Lots of layers here. He knew he was innocent, but then found out his own brother let him spend almost two decades in Angola, one of the toughest prisons in America. Cold.
Cheryl Holdridge also died, at the age of 64. If you remember The Mickey Mouse Club on TV you remember “Cheryl!”
I remember Lloyd Peterson, my pastor growing up, talking about “trophies of God’s grace.” Everyone who is saved (passive verb) is the recipient of God’s grace, without which there would be no salvation for anyone. But I agree with Pastor Peterson (long since with the Lord). Some people have personal testimonies that especially illustrate God’s grace in reaching into their life and bringing them to himself.
I was raised in a home where I was taught that Christ died to pay the penalty for my sins and rose from the dead as evidence of that provision. We went to a church that reinforced those truths. I can’t remember a time I didn’t believe in the substitutionary atonement. That doesn’t diminish my complete dependence on God’s grace, but it came to me through fairly predictable means.
I can’t get enough of the life stories from those whose salvation runs against the grain and surprises everyone. Their testimonies shout God’s sovereignty and goodness. They are, indeed, trophies of God’s grace. I love hearing how he worked to draw them to himself out of the most antithetical circumstances.

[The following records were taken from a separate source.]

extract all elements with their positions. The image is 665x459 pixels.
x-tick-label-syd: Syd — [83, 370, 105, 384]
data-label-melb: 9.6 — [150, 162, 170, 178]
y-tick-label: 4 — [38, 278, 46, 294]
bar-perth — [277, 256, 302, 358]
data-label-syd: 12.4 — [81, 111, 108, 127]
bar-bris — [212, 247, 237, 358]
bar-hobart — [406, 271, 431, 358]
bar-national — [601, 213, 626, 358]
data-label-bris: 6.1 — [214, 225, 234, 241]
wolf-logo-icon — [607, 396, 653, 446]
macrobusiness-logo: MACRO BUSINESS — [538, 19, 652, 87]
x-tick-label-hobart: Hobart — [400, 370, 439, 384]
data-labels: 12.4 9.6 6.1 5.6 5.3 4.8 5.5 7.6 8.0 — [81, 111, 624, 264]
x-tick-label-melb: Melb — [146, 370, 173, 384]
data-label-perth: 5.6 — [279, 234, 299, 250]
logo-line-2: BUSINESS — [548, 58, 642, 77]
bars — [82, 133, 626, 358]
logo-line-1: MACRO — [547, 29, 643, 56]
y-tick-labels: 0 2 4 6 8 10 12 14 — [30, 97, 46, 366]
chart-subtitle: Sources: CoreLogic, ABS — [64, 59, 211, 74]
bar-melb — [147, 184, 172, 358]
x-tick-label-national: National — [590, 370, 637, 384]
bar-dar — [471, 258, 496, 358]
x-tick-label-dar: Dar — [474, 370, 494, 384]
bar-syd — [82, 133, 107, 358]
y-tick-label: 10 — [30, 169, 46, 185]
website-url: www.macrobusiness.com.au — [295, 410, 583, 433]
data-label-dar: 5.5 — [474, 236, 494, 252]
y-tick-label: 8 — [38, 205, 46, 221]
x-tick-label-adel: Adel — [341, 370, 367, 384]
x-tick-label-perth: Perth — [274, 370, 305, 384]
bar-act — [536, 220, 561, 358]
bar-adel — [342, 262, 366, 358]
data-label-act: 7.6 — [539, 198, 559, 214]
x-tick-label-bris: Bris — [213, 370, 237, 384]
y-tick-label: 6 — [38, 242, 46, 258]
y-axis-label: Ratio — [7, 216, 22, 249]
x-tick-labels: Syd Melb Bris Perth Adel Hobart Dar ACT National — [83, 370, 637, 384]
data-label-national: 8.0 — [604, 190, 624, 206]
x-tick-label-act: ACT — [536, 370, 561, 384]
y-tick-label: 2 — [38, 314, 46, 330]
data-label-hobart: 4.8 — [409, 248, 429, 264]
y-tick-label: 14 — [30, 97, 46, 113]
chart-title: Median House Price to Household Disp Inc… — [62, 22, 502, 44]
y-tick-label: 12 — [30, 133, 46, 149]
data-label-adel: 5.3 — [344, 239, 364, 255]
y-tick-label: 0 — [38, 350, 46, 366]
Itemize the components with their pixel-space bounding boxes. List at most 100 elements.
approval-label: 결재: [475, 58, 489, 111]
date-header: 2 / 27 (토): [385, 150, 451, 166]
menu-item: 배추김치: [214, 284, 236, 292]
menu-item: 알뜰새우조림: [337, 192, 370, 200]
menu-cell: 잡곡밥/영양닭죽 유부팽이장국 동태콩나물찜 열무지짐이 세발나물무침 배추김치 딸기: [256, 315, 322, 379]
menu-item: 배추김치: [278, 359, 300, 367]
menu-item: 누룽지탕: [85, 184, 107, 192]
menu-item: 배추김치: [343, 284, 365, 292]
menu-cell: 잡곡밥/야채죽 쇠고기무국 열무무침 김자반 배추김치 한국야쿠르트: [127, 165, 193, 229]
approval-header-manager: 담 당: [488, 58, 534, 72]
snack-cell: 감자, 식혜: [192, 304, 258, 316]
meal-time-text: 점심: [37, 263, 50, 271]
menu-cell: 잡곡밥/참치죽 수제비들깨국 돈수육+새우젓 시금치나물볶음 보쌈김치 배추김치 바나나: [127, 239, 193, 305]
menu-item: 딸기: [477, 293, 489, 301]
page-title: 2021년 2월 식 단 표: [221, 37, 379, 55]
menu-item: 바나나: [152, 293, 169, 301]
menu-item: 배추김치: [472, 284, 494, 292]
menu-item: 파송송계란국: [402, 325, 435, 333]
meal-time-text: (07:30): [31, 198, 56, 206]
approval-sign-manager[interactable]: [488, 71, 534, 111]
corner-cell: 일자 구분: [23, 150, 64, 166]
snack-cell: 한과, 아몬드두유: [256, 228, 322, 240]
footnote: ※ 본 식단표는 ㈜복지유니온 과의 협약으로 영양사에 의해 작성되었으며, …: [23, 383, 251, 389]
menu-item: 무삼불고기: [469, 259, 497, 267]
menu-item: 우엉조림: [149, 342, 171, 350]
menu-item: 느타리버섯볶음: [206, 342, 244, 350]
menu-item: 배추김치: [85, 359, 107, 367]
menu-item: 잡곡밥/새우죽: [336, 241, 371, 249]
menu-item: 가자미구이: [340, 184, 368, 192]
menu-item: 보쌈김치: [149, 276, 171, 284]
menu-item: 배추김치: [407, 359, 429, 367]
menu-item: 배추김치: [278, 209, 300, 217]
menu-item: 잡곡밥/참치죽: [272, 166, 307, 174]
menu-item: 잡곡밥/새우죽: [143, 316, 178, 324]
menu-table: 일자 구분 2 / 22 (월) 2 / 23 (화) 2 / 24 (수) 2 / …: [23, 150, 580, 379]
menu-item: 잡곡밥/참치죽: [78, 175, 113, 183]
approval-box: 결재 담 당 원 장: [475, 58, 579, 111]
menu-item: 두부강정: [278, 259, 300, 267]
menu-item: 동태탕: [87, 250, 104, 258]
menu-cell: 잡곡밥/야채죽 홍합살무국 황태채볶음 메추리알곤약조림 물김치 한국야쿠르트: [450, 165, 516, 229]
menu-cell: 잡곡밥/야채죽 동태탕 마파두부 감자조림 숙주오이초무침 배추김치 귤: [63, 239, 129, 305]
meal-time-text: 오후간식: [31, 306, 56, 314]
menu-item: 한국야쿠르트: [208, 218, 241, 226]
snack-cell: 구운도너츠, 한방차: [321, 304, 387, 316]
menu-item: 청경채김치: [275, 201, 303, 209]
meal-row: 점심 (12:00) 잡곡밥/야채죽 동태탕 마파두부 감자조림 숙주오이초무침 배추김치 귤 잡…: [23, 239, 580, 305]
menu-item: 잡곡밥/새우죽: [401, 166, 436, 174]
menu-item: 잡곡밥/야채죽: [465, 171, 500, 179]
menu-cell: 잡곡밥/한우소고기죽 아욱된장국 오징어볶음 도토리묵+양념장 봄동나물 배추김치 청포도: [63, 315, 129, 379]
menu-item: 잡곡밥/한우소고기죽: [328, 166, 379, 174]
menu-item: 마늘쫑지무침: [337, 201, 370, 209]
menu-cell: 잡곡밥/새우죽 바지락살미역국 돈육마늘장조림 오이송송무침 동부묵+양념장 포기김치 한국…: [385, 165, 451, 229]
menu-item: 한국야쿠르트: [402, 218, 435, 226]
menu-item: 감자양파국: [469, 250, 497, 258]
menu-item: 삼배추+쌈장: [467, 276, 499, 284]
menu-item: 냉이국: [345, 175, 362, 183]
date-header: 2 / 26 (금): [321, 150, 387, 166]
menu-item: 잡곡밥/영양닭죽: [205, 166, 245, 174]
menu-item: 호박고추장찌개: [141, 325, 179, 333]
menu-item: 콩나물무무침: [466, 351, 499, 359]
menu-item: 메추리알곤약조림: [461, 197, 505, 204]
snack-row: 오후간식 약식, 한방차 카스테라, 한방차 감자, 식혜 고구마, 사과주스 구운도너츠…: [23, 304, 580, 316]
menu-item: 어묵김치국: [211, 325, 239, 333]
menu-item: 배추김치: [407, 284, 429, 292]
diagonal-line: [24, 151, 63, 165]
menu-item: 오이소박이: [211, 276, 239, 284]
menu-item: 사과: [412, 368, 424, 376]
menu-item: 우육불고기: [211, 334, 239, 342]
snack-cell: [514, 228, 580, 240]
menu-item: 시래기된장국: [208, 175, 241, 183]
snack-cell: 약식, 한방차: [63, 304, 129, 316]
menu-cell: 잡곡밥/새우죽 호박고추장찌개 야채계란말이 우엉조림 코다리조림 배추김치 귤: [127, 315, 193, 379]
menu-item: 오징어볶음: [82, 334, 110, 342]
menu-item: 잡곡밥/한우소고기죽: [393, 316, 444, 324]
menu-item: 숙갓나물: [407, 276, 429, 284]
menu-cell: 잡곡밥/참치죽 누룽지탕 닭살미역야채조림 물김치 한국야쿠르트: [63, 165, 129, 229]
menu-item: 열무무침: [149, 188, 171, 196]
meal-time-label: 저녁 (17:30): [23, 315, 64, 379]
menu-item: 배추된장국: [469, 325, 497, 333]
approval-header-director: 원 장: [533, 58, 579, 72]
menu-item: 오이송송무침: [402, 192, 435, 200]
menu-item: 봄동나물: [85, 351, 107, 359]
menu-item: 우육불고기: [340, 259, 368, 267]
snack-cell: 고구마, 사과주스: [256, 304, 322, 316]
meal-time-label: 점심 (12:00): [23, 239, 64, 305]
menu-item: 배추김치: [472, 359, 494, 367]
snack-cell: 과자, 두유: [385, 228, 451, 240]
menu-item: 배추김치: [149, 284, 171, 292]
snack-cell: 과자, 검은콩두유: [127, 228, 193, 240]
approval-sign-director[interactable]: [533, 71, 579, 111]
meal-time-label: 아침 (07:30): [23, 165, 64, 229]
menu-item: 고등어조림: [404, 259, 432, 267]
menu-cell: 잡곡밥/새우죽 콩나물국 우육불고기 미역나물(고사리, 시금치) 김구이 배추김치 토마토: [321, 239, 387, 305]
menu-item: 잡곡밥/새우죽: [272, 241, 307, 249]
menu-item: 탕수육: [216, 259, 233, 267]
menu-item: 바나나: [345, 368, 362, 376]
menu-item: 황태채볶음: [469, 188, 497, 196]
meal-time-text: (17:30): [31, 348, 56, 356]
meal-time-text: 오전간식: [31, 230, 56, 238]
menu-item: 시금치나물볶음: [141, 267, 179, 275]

In each church I’ve pastored we’ve had at least one of these trophies, and Pathway is no exception. Without their permission I won’t mention names here, but if you visit us some Sunday I’ll introduce you. One of them has a story so remarkable that I told her the two of us need to sit down together some Sunday so I can interview her and the rest of the people can hear her testimony. I think that scared her a little; she is so humble. I am sure that humility comes from her own realization of God’s grace in her life. (This is a woman who has achieved some pretty remarkable things in her life, which makes her humility in the face of God’s grace all the more exemplary.)
Don’t get me wrong; I don’t diminish the significance of my own path to faith at all. It was God who placed me in that family and in that church. But don’t you get a special joy from hearing the testimony of these trophies?